The Associated Press
CINCINNATI — A group of death row inmates on Friday lost another attempt to challenge Ohio’s use of lethal injection when a federal appeals court declined to hear a case that has effectively placed their executions on hold.
The full 6th U.S. Circuit Court of Appeals let stand, without comment, an earlier ruling by a three-judge panel of the court that said an appeal by one of the inmates was filed too late.
The lawsuit was filed in 2004 by Richard Cooey, who was sentenced to die for raping and killing two University of Akron students in 1986. The lawsuit, which was later joined by several other inmates, did not seek to reverse Cooey’s conviction or sentence but argued the state’s use of lethal injection is inhumane.
The Ohio Public Defender’s office, which represents Cooey, said it will now seek an appeal to the U.S. Supreme Court.
“We believe these issues are strong enough to merit the U.S. Supreme Court’s time and attention,” said Greg Meyers, the chief counsel to the Ohio Public Defender.
If the U.S. Supreme Court allowed a challenge to the statute of limitations in filing appeals, it would open the door to an evidentiary hearing on the merits of the inmates’ claim that Ohio’s method of lethal injection is cruel and unusual punishment that amounts to torture.
“I am pleased with the 6th Circuit Court’s decision today denying Cooey’s request that the full court reconsider the panel’s decision,” Ohio Attorney General Marc Dann said in a statement. “The decision and all pending litigation are under review.”
Ohio uses a three-drug cocktail: sodium pentothal, which is a barbiturate; pancuronium bromide, a paralyzing agent; and potassium chloride, which stops the heart.
Opponents say the painkiller can wear off after the paralyzing agent is administered but before the heart-stopping agent is administered, leaving a person in pain but unable to let anybody know.
Meyers said he was not sure how many inmates would be affected if the 6th Circuit’s latest decision stands.
In March, a three-judge panel of the court ordered a federal judge in Columbus to dismiss the complaint, saying the judge used an improper test for establishing the starting date for the two-year time limit on challenges.
The panel set the date at the exhaustion of Cooey’s state appeals, the last of which came in 1995. Meyers has argued that the statute of limitations starts when federal appeals are complete.
Six judges on the 6th Circuit, many of whom oppose any implementation of the death penalty, took an unusual step Friday and criticized the majority’s decision not to review the case, which they said will result in simultaneous and contradictory proceedings in state and federal court.
Also Friday, a federal judge in Columbus delayed the upcoming execution of an inmate who was allowed to join the injection lawsuit earlier this year.
U.S. District Court Judge Gregory Frost granted Clarence Carter’s request to delay his July 10 execution while the lawsuit works it way through the courts.

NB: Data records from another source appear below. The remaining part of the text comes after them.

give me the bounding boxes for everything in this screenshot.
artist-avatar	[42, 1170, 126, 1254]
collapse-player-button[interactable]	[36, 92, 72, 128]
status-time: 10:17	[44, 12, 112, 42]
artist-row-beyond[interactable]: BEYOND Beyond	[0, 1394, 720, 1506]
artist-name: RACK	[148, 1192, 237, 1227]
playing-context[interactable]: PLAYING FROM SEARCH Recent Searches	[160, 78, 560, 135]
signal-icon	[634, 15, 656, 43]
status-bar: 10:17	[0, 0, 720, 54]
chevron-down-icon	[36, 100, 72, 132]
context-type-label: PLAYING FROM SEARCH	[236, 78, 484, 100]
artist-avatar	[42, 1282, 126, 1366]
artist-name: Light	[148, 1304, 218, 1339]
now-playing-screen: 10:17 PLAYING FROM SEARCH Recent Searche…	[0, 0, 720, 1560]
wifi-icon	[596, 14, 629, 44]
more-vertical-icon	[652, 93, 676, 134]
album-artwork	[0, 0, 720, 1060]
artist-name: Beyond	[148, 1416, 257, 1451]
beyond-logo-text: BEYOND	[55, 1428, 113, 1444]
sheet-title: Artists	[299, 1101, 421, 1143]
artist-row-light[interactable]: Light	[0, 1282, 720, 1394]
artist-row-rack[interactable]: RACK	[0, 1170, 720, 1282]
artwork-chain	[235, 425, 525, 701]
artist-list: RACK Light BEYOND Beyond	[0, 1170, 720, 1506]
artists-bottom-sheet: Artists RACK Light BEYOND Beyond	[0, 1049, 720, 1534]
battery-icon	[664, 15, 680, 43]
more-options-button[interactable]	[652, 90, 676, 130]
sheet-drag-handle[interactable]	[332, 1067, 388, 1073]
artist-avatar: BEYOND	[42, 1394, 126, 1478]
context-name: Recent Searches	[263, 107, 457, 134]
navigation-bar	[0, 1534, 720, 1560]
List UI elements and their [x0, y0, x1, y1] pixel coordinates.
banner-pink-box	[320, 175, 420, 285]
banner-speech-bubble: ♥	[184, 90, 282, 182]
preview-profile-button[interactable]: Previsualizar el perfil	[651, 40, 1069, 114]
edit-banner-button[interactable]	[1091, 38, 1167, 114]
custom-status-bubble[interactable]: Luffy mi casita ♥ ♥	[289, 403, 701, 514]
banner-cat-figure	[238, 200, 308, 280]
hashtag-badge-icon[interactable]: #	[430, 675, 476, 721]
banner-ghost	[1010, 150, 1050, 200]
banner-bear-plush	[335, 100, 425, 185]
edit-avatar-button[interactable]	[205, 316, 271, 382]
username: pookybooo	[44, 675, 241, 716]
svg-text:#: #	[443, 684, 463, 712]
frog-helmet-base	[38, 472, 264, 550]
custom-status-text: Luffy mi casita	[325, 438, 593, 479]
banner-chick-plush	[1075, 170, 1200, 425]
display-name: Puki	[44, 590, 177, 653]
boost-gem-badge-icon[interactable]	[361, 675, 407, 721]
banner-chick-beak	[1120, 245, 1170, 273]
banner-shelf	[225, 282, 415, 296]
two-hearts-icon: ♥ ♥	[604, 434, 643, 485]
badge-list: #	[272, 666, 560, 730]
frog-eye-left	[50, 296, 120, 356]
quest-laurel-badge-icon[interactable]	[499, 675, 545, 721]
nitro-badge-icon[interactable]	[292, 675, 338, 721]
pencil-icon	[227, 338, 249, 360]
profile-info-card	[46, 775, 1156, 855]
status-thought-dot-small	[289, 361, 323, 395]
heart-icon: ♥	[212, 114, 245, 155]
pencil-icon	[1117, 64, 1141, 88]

Frost’s decision did not take into account Friday’s full 6th Circuit ruling, which was issued almost simultaneously.
Frost said he recognized that the previous 6th Circuit ruling in March could affect his decision regarding Carter and other prisoners suing over injection. But he said until that issue is settled, he believes Carter had the ability to join the lawsuit and ask for a delay.
lawsuit over lethal injection
THE ISSUE: Richard Cooey, who was sentenced to die for raping and killing two University of Akron students – one of whom was from North Ridgeville — in 1986, filed a lawsuit in 2004 challenging Ohio’s use of lethal injection, saying it is cruel and unusual punishment that amounts to torture. Other inmates have joined the lawsuit, effectively delaying their executions.
THE COURTS: A three-judge panel of the 6th U.S. Circuit Court of Appeals in Cincinnati ruled in March that Cooey’s appeal was filed too late. The full court on Friday let the decision stand without comment.
THE NEXT STEP: Cooey’s attorney said he will file an appeal to the U.S. Supreme Court.